Writing manuals come in many guises. Linda Acaster's 'Reading
A Writer’s Mind: Exploring Short Fiction – First Thought to Finished Story', if
you'll forgive the reference, does what it says on the tin.
If you're a reader, you'll find this book worthwhile and
entertaining simply for the stories it presents for examination by writers. The
fiction is varied in genre and style but consistent in its good quality. Even
the stories specifically written for the 'women's fiction market' are well
structured and populated by rounded characters who will be familiar to most
readers.
If you're a writer, this is a book that will help develop
your short fiction. The sample stories illustrate the author's points perfectly
as she explains her reasons for the various selections a writer must make as a
piece of short fiction is constructed. Here you'll find advice on character forming
and building, plot structure, language choice, viewpoint selection and much
more. Linda introduces each story, and then presents it for reading in full.
She follows this with an explanation of the processes she used in the
construction.
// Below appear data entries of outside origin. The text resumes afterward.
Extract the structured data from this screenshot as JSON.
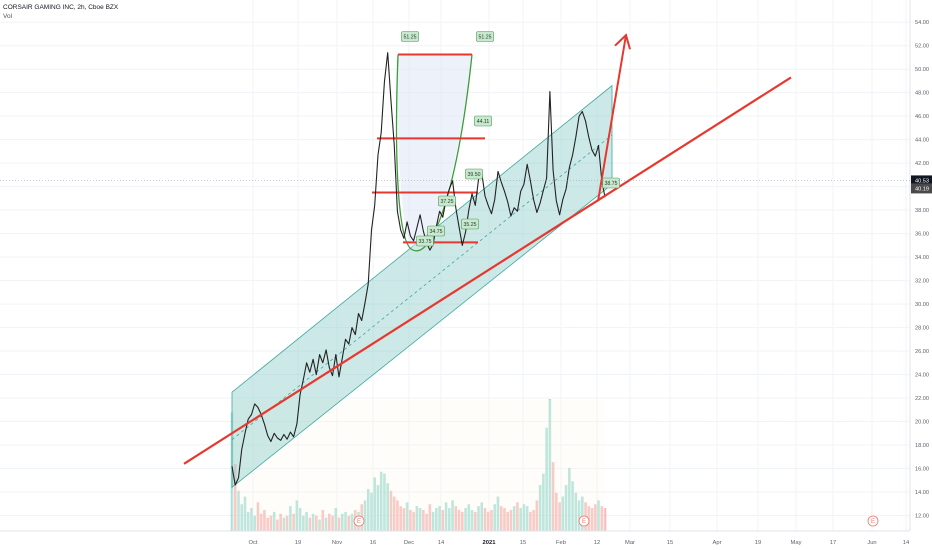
{
  "header": {
    "symbol_line": "CORSAIR GAMING INC, 2h, Cboe BZX",
    "volume_label": "Vol"
  },
  "colors": {
    "price_line": "#222222",
    "channel_fill": "#8ecfc9",
    "channel_edge": "#3fa8a0",
    "trend_line": "#e8372f",
    "cup_line": "#3a9d3a",
    "vol_up": "#8fd6cc",
    "vol_down": "#f4a6a6",
    "label_bg": "#c9e8cf",
    "label_border": "#4a9a55",
    "last_price_bg": "#131722",
    "crosshair_bg": "#4a4a4a"
  },
  "chart_data": {
    "type": "line",
    "title": "CORSAIR GAMING INC, 2h, Cboe BZX",
    "xlabel": "",
    "ylabel": "",
    "ylim": [
      11,
      54
    ],
    "x_ticks": [
      "Oct",
      "19",
      "Nov",
      "16",
      "Dec",
      "14",
      "2021",
      "15",
      "Feb",
      "12",
      "Mar",
      "15",
      "Apr",
      "19",
      "May",
      "17",
      "Jun",
      "14"
    ],
    "y_ticks": [
      "12.00",
      "14.00",
      "16.00",
      "18.00",
      "20.00",
      "22.00",
      "24.00",
      "26.00",
      "28.00",
      "30.00",
      "32.00",
      "34.00",
      "36.00",
      "38.00",
      "40.00",
      "42.00",
      "44.00",
      "46.00",
      "48.00",
      "50.00",
      "52.00",
      "54.00"
    ],
    "y_tick_values": [
      12,
      14,
      16,
      18,
      20,
      22,
      24,
      26,
      28,
      30,
      32,
      34,
      36,
      38,
      40,
      42,
      44,
      46,
      48,
      50,
      52,
      54
    ],
    "last_price": "40.53",
    "crosshair_price": "40.19",
    "series": [
      {
        "type": "line",
        "values": [
          16.2,
          14.6,
          15.2,
          17.6,
          19.0,
          20.2,
          20.6,
          21.5,
          21.2,
          20.6,
          19.8,
          18.8,
          18.3,
          19.0,
          18.6,
          18.4,
          18.9,
          18.5,
          19.1,
          18.7,
          19.8,
          22.3,
          23.6,
          25.0,
          24.2,
          25.3,
          24.0,
          25.7,
          25.0,
          26.1,
          24.6,
          23.9,
          25.7,
          23.8,
          25.4,
          27.0,
          26.6,
          28.0,
          27.4,
          29.2,
          28.6,
          30.1,
          31.7,
          36.3,
          38.4,
          42.7,
          44.6,
          48.9,
          51.4,
          47.4,
          43.6,
          37.9,
          36.3,
          35.6,
          37.0,
          35.8,
          35.4,
          36.5,
          37.6,
          36.2,
          35.2,
          34.6,
          35.1,
          36.6,
          37.9,
          37.4,
          38.9,
          39.8,
          40.5,
          38.2,
          36.6,
          35.0,
          36.1,
          38.0,
          39.4,
          38.4,
          40.6,
          41.2,
          39.2,
          38.4,
          37.7,
          38.9,
          41.3,
          40.4,
          39.6,
          38.7,
          37.5,
          38.2,
          37.9,
          39.6,
          40.2,
          41.9,
          40.5,
          38.9,
          37.8,
          38.6,
          39.7,
          40.7,
          48.1,
          41.4,
          38.8,
          37.6,
          38.9,
          39.8,
          41.6,
          42.7,
          44.2,
          46.0,
          46.4,
          45.6,
          44.2,
          43.1,
          42.6,
          43.5,
          40.5,
          39.1
        ]
      },
      {
        "type": "bar",
        "name": "Vol",
        "values": [
          6.2,
          3.5,
          2.1,
          1.4,
          1.8,
          1.0,
          1.2,
          0.8,
          1.5,
          0.9,
          1.1,
          0.7,
          0.8,
          1.0,
          0.6,
          0.9,
          0.7,
          0.8,
          1.3,
          0.9,
          1.6,
          1.2,
          0.8,
          1.0,
          0.7,
          0.9,
          0.8,
          0.6,
          1.1,
          0.7,
          0.9,
          0.8,
          1.2,
          0.7,
          0.9,
          1.0,
          0.8,
          0.9,
          1.1,
          1.0,
          1.4,
          1.6,
          2.2,
          2.0,
          2.8,
          2.4,
          3.1,
          3.0,
          2.5,
          2.1,
          1.8,
          1.6,
          1.3,
          1.2,
          1.5,
          1.1,
          1.0,
          1.3,
          1.2,
          1.1,
          0.9,
          1.4,
          1.0,
          1.2,
          1.3,
          1.1,
          1.5,
          1.2,
          1.6,
          1.3,
          1.1,
          1.0,
          1.2,
          1.4,
          1.1,
          1.0,
          1.3,
          1.5,
          1.2,
          1.0,
          1.1,
          1.4,
          1.8,
          1.3,
          1.2,
          1.0,
          1.1,
          1.3,
          1.5,
          1.2,
          1.4,
          1.3,
          1.0,
          1.1,
          1.6,
          2.4,
          3.0,
          5.4,
          6.9,
          3.6,
          2.0,
          1.5,
          1.8,
          2.4,
          3.3,
          2.6,
          2.0,
          1.6,
          1.8,
          1.5,
          1.3,
          1.2,
          1.4,
          1.6,
          1.3,
          1.2
        ]
      }
    ],
    "annotations": [
      {
        "text": "51.25",
        "value": 51.25
      },
      {
        "text": "51.25",
        "value": 51.25
      },
      {
        "text": "44.11",
        "value": 44.11
      },
      {
        "text": "39.50",
        "value": 39.5
      },
      {
        "text": "37.25",
        "value": 37.25
      },
      {
        "text": "34.75",
        "value": 34.75
      },
      {
        "text": "35.25",
        "value": 35.25
      },
      {
        "text": "33.75",
        "value": 33.75
      },
      {
        "text": "38.75",
        "value": 38.75
      }
    ],
    "event_markers": [
      "E",
      "E",
      "E"
    ]
  }
}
Finally, she sets the
reader an exercise in order to consolidate and fully bed in the lesson of the
section.
Most writers are resistant to exercises: I certainly am.
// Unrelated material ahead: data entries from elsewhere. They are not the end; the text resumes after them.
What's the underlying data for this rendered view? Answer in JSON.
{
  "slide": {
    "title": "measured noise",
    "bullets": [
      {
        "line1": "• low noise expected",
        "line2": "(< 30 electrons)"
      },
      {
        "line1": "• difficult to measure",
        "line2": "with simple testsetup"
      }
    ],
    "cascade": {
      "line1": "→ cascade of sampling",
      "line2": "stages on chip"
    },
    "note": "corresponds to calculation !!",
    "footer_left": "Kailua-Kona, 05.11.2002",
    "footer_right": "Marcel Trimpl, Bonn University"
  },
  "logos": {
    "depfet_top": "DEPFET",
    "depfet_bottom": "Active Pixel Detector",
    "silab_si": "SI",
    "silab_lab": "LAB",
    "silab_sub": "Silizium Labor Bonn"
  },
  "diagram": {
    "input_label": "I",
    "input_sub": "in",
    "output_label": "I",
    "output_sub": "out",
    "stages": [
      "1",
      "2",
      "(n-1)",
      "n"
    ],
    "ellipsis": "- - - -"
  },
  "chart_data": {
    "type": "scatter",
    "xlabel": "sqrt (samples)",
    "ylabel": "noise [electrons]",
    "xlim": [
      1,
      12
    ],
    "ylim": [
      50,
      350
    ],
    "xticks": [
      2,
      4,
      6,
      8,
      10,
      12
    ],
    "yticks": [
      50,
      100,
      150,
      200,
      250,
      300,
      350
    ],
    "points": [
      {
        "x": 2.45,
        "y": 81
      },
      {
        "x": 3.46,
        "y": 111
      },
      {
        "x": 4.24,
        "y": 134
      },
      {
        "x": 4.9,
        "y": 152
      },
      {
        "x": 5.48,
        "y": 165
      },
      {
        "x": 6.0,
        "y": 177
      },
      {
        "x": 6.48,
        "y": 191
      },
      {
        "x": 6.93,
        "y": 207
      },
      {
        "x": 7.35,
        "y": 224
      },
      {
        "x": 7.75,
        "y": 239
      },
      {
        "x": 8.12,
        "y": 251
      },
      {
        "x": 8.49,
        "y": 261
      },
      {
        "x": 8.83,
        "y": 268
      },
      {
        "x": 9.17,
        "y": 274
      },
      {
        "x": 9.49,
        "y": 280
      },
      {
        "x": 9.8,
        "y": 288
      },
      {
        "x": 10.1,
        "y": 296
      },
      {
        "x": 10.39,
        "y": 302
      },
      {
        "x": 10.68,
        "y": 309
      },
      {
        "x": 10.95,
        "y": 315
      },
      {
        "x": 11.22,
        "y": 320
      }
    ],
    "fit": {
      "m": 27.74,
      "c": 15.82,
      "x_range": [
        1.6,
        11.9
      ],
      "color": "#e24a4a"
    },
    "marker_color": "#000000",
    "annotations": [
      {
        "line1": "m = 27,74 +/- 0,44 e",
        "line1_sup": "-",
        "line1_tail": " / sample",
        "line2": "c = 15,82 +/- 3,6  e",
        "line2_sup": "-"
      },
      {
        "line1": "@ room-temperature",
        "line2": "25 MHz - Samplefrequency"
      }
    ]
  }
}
However, as with the excellent suggestions made by Dorothea Brande in her
'Becoming a Writer', Linda's practice pieces are designed to make the reader a
better writer and will pay dividends to those who attempt them.
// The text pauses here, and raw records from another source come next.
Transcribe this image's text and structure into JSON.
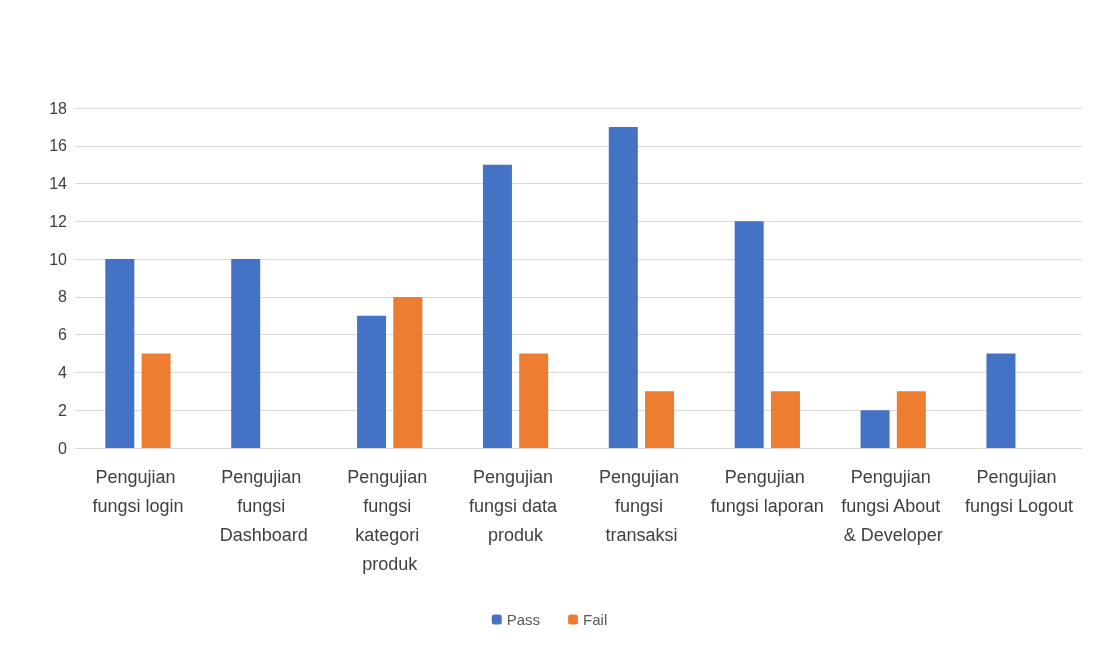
{
  "chart_data": {
    "type": "bar",
    "categories": [
      "Pengujian fungsi login",
      "Pengujian fungsi Dashboard",
      "Pengujian fungsi kategori produk",
      "Pengujian fungsi data produk",
      "Pengujian fungsi transaksi",
      "Pengujian fungsi laporan",
      "Pengujian fungsi About & Developer",
      "Pengujian fungsi Logout"
    ],
    "series": [
      {
        "name": "Pass",
        "color": "#4472c4",
        "values": [
          10,
          10,
          7,
          15,
          17,
          12,
          2,
          5
        ]
      },
      {
        "name": "Fail",
        "color": "#ed7d31",
        "values": [
          5,
          0,
          8,
          5,
          3,
          3,
          3,
          0
        ]
      }
    ],
    "ylim": [
      0,
      18
    ],
    "yticks": [
      0,
      2,
      4,
      6,
      8,
      10,
      12,
      14,
      16,
      18
    ],
    "grid": "y",
    "legend": "bottom"
  }
}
I'm not a lover of writing manuals, but I place this one
alongside the excellent Dorothea Brande's book, already mentioned, and Stephen
King's 'On Writing', both of which have been formative in my writing.
Linda Acaster's concise but comprehensive work on
approaching short fiction now has a permanent place in my library and I shall
return to it each time I begin a new short story, in the hope that I can
improve on my skills and reach the market I am aiming at.